A good friend sent me an email asking me to be his friend. I thought I was his friend but the message said I had to join something called "face book" to be one.
I asked my children about it. My son reminded me he had told me about something called Facebook. He had been suggesting I get on for a while. He said "You are computer savvy and in our business you have to be on Facebook." I remember ignoring him; he always tries flattering me when he wants me to get involved in something.
I later found out that Facebook is what they call a social networking site. It lets you keep in touch with what people are doing, share pictures, join groups and other things that we used to do in person.
So there I was with this request. How do I refuse to be a friend to a friend?
I said OK and my daughter Debbie said I needed to put up a picture of me. She did it for me but I now see that some people don't. Then I waited. I waited two days and no one asked to be my friend. I cried.

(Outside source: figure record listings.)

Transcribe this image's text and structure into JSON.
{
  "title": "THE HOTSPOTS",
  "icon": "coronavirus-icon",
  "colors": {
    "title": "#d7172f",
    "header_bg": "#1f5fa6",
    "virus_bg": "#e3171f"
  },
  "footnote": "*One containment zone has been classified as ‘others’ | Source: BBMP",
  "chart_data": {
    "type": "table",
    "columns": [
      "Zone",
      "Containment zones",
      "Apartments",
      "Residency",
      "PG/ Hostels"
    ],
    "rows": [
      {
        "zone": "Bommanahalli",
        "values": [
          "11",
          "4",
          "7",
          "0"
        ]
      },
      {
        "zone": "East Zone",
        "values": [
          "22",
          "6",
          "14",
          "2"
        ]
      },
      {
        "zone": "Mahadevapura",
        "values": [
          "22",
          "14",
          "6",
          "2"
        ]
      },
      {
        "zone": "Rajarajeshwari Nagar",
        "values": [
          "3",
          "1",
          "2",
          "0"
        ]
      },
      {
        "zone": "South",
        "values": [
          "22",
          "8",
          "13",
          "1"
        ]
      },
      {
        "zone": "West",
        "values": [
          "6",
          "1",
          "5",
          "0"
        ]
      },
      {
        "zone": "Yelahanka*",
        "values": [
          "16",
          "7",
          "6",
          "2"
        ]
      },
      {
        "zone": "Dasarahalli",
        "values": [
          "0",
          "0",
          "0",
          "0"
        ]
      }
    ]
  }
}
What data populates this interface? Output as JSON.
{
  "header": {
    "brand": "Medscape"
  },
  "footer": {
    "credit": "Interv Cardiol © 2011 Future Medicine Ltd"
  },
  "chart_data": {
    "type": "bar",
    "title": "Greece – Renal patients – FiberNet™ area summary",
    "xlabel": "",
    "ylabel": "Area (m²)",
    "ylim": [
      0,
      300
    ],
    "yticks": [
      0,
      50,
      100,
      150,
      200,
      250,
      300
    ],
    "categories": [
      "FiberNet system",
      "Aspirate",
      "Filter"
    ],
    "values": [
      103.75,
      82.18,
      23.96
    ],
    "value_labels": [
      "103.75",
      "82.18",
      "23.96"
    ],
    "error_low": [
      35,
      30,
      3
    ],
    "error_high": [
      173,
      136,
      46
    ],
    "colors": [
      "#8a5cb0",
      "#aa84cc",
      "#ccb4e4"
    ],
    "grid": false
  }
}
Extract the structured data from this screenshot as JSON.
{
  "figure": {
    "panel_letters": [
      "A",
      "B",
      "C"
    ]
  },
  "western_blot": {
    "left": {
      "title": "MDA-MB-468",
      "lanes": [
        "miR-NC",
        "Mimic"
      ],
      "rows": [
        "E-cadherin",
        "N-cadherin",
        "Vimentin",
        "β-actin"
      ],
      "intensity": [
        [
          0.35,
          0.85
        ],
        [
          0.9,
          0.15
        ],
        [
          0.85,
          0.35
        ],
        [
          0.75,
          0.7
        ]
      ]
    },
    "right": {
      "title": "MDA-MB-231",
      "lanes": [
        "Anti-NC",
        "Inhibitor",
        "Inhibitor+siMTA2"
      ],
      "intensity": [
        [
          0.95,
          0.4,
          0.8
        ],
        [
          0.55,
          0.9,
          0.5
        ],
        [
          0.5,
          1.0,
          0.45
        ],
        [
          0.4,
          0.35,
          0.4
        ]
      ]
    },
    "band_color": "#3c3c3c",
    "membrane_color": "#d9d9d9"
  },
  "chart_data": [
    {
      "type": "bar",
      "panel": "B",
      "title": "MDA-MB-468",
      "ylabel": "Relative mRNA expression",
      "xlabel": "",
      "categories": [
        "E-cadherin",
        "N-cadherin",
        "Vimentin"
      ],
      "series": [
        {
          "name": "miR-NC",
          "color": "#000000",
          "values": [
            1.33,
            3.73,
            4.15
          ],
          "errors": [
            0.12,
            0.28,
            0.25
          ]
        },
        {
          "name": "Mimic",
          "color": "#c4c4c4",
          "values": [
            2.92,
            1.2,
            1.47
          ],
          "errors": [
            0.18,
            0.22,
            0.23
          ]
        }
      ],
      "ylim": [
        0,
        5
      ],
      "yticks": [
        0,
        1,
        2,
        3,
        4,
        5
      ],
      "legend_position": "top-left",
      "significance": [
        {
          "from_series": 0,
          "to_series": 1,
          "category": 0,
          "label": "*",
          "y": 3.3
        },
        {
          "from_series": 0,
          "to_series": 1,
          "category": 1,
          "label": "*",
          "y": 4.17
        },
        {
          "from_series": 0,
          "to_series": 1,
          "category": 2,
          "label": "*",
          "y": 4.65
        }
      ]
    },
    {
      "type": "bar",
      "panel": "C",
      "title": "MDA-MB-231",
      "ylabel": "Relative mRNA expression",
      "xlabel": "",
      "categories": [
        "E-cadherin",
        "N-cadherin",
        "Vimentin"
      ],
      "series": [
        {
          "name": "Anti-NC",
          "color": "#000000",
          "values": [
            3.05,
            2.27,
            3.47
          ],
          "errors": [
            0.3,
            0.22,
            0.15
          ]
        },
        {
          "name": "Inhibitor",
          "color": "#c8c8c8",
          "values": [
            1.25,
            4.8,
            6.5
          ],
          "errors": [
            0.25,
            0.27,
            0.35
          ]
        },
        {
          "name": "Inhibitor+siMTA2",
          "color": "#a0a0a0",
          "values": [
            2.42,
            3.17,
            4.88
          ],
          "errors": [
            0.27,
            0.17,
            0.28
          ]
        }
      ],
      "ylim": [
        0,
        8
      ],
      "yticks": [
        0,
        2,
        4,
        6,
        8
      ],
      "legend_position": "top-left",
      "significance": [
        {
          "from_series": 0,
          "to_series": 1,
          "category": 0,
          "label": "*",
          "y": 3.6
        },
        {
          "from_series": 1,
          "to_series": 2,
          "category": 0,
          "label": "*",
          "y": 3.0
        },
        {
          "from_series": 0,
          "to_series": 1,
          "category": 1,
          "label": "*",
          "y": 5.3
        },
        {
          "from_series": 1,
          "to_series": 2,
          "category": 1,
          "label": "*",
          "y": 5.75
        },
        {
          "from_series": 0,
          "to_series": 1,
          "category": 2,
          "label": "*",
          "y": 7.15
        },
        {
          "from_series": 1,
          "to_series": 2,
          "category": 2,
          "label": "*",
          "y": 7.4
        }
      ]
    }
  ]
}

I only have three friends and two of them are my children and now the whole world knows it. Debbie said I have to invite people to be my friend. How sad. How needy I am.
I invited a few people to test it. I invited my son-in-law. I thought that would be safe and hoped it would not show up on my page if people refused to be my friend. He didn't respond! I cried. He didn't want to be my friend. What have I done wrong to him?
A couple of days later at the office, I got an email. I shouted out "Tom wants to be my friend!" A real live friend was in the office. I think he felt sorry for me and said "I'll be your friend."
Oh no! A sympathy friend. How pathetic. A few days later he emailed my son asking: "Doesn't your mom want me for a friend?" It seems he was sincere so I quickly invited him. I didn't want him to go through what I did. We have been real live friends a long time.
I went to Facebook the other day because Debbie said I should put something on 'my wall'. That sounded like graffiti, something I would never do. Writing on a wall is as foreign to me as asking people to be my friend.
The wall even starts my sentence for me. It says "Pat is…" Then you are supposed to type a line or two. Now, I always have a lot to say but when they start the sentence for me and I have to fill in the blank I draw a blank. The people who wrote this program have a weird vocabulary and an even weirder way of doing things.
Plus, I would be more confident if I could suggest to people that they visit my page, with no long term commitment to our friendship.
I now have thirteen friends. I know people who have hundreds. I still feel odd about asking people to be my friend. I don't want to appear desperate.
I also don't want my thirteen friends to be bored but it is hard to know what to write when I am talking to such a variety of people: my young nieces, peers, men, women, young and old. Do any of them really want to read a wall telling them that I'm watching television or going to take a shower?
I must admit I do see this "Facebook" stuff really blossoming. Everyone everywhere is talking about it. Television news shows, business programs, organizations, charities, sports fan clubs, you name it, they are all on Facebook. The other evening I heard the people on QVC, on a situation comedy and news anchors all talking about their Facebook pages.
So I'm glad, in my small way, to be a part of it, whatever "it" is. People are baring their souls, networking, uniting with old friends and making new ones. Maybe I should bite the bullet and invite some more people in; thirteen is an unlucky number anyway.
But what if they say "no way"? Do I want the pain of rejection again? Will I resent them for life? This is tough stuff. I think my children are sorry I ever got involved.
And if I join, for example, QVC's Facebook will I have to write something on their wall that will interest all of them? Will they really care that Pat is going to watch the Cavs tonight?
My family said I should be a friend to CAP (Computers Assisting People), an organization I volunteer for. Dear God, if the old computers reject me I think I'll climb that wall and shout out something my family has warned me about. Pat is……!
To my thirteen friends I am sorry that I am boring you to death. I hope I am a better friend in real life.
My son says there are other social network sites like LinkedIn (mostly business) and something called Twitter. He tells me I should tweet on Twitter. Tweets are messages you are supposed to send that are 140 characters or less. I can't even get started in less than 140 words, let alone characters.
I think they are enjoying my stress. They laugh when I cry.
Today someone I don't even know asked to be my friend. Why? There has to be something I'm missing. Yes, I know about networking and such, but still!
Why are some people so at home on Facebook and I am so uncomfortable? I want to be involved.
Please if you understand it explain it to me. Maybe we could be friends - but I'm not doing the asking!